Si riscontrano i primi segnali positivi per la raccolta ordini di macchine tessili italiane. Zucchi, presidente di ACIMIT: “L’indice degli ordini cresce, ma permangono le preoccupazioni per una ripresa ancora debole e per la persistente incidenza della pandemia”.
L’indice degli ordini per le macchine tessili elaborato da ACIMIT, l’Associazione dei costruttori italiani di macchine tessili, nel periodo gennaio-marzo 2021 è risultato in crescita del 66% rispetto al medesimo periodo del 2020. Il valore dell’indice si è attestato a 129,3 punti (base 2015=100).
Tale risultato è dipeso dal buon andamento della raccolta ordini sia all’estero che in Italia. Sui mercati esteri l’incremento è stato del 68% e il valore assoluto dell’indice ha raggiunto i 125,5 punti. Sul mercato interno la crescita degli ordini è stata più contenuta, ma comunque importante (+54% rispetto al primo trimestre 2020), con un valore assoluto dell’indice di 164,1 punti.
Alessandro Zucchi, presidente di ACIMIT, commenta: “Il forte incremento registrato dalla raccolta ordini deve essere confrontato con il risultato del primo trimestre del 2020, periodo in cui ha avuto inizio la pandemia e si è registrato il quasi completo stop dell’attività produttiva”.
“I dati sono comunque incoraggianti, aggiunge Zucchi, ma la pandemia non è ancora sotto controllo, soprattutto in Paesi che rappresentano mercati fondamentali per il settore, basti pensare all’India. Gli investimenti nel settore tessile hanno, quindi, visto una ripresa a macchia di leopardo. Senza un diffuso piano di vaccinazioni su scala mondiale resta, poi, limitata la mobilità del nostro personale, pregiudicando così la possibilità di cogliere le occasioni di business su diversi mercati”.

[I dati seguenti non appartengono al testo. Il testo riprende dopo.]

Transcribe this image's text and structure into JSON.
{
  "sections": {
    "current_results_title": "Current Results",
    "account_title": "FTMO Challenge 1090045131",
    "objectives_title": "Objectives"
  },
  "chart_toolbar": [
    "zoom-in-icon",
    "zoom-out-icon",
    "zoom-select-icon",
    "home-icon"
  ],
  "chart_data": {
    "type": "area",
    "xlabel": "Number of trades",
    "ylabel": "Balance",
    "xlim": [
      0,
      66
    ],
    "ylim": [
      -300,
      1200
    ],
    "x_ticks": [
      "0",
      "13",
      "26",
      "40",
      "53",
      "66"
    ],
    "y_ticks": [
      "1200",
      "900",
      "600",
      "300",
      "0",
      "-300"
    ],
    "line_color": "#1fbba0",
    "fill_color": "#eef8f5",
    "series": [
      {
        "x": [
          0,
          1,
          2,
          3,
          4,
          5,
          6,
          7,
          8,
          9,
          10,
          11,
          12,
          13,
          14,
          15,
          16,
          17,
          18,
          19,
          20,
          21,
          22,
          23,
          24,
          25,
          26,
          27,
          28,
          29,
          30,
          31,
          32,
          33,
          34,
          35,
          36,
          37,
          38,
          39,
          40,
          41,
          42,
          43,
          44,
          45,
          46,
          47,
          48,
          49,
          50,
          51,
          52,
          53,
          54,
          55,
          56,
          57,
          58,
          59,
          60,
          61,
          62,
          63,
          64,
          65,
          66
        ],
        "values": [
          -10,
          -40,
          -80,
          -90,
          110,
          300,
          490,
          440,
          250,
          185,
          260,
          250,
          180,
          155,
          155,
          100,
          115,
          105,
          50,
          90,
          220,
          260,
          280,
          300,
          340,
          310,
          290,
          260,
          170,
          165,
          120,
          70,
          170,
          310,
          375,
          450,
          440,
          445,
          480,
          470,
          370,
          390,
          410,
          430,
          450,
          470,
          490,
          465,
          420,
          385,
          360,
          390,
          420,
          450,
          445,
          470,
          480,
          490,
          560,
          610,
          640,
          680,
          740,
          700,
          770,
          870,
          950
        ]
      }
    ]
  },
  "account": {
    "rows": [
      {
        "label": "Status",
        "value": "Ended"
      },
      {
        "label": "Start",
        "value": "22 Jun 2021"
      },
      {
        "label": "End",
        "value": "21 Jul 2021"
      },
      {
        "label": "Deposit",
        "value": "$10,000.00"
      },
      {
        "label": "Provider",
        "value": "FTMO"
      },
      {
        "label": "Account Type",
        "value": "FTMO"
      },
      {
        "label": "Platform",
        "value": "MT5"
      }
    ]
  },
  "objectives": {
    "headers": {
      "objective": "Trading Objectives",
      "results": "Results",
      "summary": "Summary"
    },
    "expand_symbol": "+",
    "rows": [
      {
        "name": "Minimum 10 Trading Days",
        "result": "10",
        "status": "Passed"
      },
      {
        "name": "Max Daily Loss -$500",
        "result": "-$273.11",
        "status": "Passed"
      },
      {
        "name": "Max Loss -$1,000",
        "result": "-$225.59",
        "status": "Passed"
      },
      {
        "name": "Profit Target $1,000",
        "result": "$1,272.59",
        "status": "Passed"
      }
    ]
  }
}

“E la futura ripresa è minacciata anche dal forte aumento dei prezzi delle materie prime, conclude il presidente di ACIMIT. E’ in corso una significativa crescita, iniziata a partire dalla scorsa estate e intensificatasi tra la fine del 2020 e l’inizio del 2021. Nel settore delle commodity industriali, ad esempio, i metalli non ferrosi hanno visto aumentare il loro prezzo dal 23% tra giugno 2020 e i primi mesi del 2021. I rincari spingono verso l’alto il costo degli input e, in mancanza di un ritocco dei listini, per le nostre aziende l’impatto negativo potrebbe essere importante”.